There’s much sorrow when the deep desires of our heart go unfulfilled. We grow heartsick with longing knowing things can be different. Lament expresses our desire for better and our disappointment for remaining without.
Grief helps us to come to terms with loss – something we cared for is gone or is not in the realm of possibilities.
We might grieve the death of a loved one or the loss of a job.
We might also have to grieve who our spouse is not, for example. They may never be as extroverted and adventurous or sophisticated and classy as we might like.
Whatever the situation, grief allows us to acknowledge the loss and move forward in this new reality.
Lament, on the other hand, is the anger and sorrow we experience when a situation can be different but is not.
And this goes deeper than simply not getting our way. Lament speaks to the deep longings of our heart. We’re missing something that matters to our soul’s vitality.
For instance, we might lament the lack of oneness in our marriage. After we have grieved all our personality differences and preferences, we still want to be one with our wife and it brings us deep sorrow when we are not.
Likewise, we might lament not having a fulfilling sex life, deep friendships, or the freedom to pursue work that matters.
We express our sorrow because these deep desires remain possible even though they are not yet being fulfilled.

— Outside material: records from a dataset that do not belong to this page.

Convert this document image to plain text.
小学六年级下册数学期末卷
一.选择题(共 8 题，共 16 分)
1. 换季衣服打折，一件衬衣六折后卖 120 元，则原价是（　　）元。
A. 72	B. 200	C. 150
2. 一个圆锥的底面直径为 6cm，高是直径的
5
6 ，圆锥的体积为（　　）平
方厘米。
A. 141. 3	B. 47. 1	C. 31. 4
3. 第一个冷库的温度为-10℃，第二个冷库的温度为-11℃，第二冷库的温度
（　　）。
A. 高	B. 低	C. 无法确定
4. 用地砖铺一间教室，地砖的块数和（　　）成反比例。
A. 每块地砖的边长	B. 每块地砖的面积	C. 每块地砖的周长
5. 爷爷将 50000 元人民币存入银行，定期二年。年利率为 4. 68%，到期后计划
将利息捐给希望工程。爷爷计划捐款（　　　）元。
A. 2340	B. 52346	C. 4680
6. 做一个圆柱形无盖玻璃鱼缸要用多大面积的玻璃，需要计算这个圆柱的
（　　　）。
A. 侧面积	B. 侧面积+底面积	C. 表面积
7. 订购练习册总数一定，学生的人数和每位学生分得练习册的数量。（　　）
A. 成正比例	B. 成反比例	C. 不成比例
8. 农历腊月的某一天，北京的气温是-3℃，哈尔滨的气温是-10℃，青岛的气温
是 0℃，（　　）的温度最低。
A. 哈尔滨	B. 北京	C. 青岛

And this is much more than merely complaining about what we don’t have. Laments bare our soul and carry with them an earnest plea and request for things to be different.
Maybe with a mix of anger and sorrow we pray for the situation to be redeemed.
And in this way, laments exercise our faith and hope in God. We pour our hearts out to the one who can make a difference.
Trust God as you let laments express the unfulfilled desires of your heart.